US diplomacy is a cynical mixture of principle and expediency. The world’s foremost power needs to project internationally that its policies are based on certain high principles so that its global hegemony is not seen as resting on raw power alone, but has a moral basis.
Hence, its crusade for democracy, rule of law, human rights and individual enterprise, on which rests its ‘soft power’. Juggling moral posturing and hardheaded pursuit of national interest often lands the US into contradictions from which opportunism is the only way out. An immediate illustration of this is the US decision to reach out to Narendra Modi. Since 2005 Modi is not eligible for a US visa under its domestic law for “severe violation of religious freedom”.
For the US to unilaterally hold Modi guilty of violating religious freedom, without the Indian legal system concluding that, smacks of the usual US imperiousness. The Europeans ended their boycott of Modi months ago, but the US has stubbornly refused to do so until now. If the UK with its respect for rule of law, its large population of Indian origin and conflicting pressures from diverse Indiaconnected lobbies could see the absurdity of ostracizing Modi despite the latter being wrung through domestic political and legal processes without proof of guilt, the US has obviously believed their superior legal and moral bench-marks precluded equally sane thinking.
Now that Modi appears to be coasting towards political success in the coming elections, the US ambassador has received the green light to engage him. If the US believes in the democratic process legitimizing a political leader, why has it disregarded the fact that Modi has won two legislative polls after 2002? If despite sustained enquiries, police investigations and court proceedings Modi has not been found guilty of the acts of commission and omission imputed to him in the 2002 riots, why has the US treated him as a political pariah for the last eight years? So much for US championship of democracy and the rule of law internationally.
The US obstinacy on Modi has also constituted interference in India‘s internal political affairs, as it took, in effect, sides in the bitter internal debate in India about his conduct during the Gujarat riots. Sections of our own political class have tried to exploit the visa denial as a moral indictment, if nothing else, of the Gujarat chief minister. That this class should judge a foreign government’s position on an internal matter more worthy than the political judgment rendered in elections in Gujarat and the legal outcome of our own investigative and judicial instances is unworthy in itself.
The cold-shouldering of Modi also points to the distorting influence on US diplomacy of agenda-driven civil society and religious lobbies. The US Congress is especially vulnerable to them, and because of separation of powers in the US, the administration often acts erratically and arbitrarily under Congressional influence. This places a burden on the international system because the US extends the domestic pressures within its territory to its external relations, pushing others to subscribe to the US world view, its solutions to problems and often its laws.

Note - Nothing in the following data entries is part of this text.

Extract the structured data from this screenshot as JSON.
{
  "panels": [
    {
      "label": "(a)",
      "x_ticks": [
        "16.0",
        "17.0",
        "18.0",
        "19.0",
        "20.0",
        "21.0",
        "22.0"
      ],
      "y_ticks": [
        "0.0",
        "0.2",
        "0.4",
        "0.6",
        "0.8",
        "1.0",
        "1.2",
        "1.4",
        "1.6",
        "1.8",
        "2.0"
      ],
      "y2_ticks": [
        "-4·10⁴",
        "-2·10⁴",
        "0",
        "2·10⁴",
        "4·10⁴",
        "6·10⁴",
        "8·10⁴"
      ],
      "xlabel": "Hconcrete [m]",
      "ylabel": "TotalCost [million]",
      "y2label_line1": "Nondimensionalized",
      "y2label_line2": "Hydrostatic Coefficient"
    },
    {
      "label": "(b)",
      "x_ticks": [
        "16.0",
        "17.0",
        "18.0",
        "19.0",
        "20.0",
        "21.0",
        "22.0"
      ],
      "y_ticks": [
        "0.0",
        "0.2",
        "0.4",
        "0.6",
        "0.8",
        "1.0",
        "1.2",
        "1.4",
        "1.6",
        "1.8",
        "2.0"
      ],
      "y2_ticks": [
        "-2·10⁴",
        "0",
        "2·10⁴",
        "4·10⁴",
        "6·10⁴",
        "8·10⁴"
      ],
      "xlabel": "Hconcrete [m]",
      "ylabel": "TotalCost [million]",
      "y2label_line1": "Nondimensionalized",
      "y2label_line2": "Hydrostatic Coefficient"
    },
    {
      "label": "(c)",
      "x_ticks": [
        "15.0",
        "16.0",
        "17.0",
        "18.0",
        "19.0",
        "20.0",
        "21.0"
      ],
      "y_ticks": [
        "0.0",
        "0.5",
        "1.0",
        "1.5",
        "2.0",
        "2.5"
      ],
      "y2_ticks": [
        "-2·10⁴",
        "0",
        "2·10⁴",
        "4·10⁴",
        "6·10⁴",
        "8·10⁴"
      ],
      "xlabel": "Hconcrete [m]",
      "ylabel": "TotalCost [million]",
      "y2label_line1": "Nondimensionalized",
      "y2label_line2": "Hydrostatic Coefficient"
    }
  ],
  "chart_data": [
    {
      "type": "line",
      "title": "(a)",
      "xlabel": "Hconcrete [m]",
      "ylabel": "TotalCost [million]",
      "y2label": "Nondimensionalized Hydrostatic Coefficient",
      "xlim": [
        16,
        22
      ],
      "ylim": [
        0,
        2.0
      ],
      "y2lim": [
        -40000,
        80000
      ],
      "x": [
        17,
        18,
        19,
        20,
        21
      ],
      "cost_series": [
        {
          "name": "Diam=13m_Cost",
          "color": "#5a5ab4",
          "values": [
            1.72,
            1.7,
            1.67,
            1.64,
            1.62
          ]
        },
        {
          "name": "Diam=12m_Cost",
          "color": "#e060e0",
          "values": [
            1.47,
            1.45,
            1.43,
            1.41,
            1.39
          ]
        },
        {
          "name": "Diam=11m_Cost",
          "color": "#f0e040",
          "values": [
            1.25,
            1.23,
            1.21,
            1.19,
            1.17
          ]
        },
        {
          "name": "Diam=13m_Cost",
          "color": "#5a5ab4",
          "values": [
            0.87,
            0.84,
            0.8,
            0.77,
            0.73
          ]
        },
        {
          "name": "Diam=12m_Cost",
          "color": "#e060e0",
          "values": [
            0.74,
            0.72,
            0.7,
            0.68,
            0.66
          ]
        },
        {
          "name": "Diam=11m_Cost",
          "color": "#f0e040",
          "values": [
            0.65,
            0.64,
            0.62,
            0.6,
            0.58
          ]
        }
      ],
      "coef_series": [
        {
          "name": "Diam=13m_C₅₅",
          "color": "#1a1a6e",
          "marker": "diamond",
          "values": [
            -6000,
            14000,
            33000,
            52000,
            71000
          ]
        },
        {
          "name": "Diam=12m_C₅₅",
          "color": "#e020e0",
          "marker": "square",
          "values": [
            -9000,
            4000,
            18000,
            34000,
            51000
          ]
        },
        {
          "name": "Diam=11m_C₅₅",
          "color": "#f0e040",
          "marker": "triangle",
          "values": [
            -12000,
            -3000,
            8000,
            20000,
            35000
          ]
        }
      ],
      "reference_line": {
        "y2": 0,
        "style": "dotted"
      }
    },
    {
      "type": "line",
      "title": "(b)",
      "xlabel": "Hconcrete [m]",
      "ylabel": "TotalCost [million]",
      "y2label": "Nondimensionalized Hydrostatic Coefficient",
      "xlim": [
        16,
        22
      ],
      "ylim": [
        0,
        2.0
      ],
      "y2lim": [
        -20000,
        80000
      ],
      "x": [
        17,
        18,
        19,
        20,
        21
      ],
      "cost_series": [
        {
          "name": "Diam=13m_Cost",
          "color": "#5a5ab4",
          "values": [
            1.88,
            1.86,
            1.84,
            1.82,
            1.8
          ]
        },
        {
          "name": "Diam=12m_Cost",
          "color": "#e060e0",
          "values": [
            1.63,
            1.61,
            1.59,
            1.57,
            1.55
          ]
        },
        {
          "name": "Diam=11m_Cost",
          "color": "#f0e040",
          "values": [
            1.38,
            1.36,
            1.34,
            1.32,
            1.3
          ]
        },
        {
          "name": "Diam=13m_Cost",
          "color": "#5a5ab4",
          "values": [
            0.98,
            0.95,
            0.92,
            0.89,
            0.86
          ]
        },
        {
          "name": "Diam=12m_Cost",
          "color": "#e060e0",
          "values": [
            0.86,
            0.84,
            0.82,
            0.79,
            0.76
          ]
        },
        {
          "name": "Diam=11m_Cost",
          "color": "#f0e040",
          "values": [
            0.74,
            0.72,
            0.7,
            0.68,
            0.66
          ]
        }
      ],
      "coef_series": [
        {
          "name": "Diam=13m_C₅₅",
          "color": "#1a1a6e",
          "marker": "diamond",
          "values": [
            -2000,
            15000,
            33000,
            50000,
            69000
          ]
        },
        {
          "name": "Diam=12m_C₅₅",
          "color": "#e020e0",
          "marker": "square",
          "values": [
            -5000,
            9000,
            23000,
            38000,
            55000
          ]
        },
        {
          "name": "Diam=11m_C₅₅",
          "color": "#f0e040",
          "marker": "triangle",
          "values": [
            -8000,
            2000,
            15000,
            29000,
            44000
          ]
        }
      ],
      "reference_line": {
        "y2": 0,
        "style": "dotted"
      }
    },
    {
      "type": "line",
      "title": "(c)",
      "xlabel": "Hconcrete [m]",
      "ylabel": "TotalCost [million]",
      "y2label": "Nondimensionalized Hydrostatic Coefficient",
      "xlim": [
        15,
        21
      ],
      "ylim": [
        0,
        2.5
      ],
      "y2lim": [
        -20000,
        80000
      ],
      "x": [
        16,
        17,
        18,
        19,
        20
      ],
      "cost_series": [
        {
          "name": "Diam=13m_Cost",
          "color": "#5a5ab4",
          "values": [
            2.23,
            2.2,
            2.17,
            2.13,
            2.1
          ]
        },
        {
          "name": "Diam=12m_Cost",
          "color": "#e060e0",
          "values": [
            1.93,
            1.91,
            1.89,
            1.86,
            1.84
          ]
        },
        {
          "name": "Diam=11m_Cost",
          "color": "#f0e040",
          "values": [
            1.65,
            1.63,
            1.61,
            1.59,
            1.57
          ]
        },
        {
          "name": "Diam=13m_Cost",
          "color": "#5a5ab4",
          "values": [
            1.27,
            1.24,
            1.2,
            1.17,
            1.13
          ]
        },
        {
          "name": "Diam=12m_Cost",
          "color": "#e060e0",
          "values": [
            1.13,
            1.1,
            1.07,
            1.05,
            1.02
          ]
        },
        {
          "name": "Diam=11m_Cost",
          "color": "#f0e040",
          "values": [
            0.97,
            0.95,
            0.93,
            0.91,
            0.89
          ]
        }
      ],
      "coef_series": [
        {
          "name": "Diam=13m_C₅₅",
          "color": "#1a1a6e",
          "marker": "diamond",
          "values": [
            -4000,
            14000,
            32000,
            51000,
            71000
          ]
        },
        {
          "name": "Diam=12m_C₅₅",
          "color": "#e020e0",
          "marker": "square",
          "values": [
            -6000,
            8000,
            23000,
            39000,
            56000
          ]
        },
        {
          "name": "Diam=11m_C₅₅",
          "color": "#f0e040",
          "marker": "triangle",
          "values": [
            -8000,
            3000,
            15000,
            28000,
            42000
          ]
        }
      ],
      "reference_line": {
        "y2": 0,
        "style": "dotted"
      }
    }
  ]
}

Naturally, the US reach-out to Modi will be interpreted as signifying that the US now expects a change of government in Delhi and acknowledges his possible ascension to power. The US is belatedly trying to extricate itself from an untenable position; its step should not be given any undue importance as its political impact is highly marginal. Exaggerating its importance will only play into US hands, persuading the Americans that they can take objectionable decisions and retract from them at a moment of their choosing, without paying any price because they are too important to be ignored or penalized. The US ambassador need not be rebuffed, but the political insult administered to Modi should not be overlooked easily or too soon.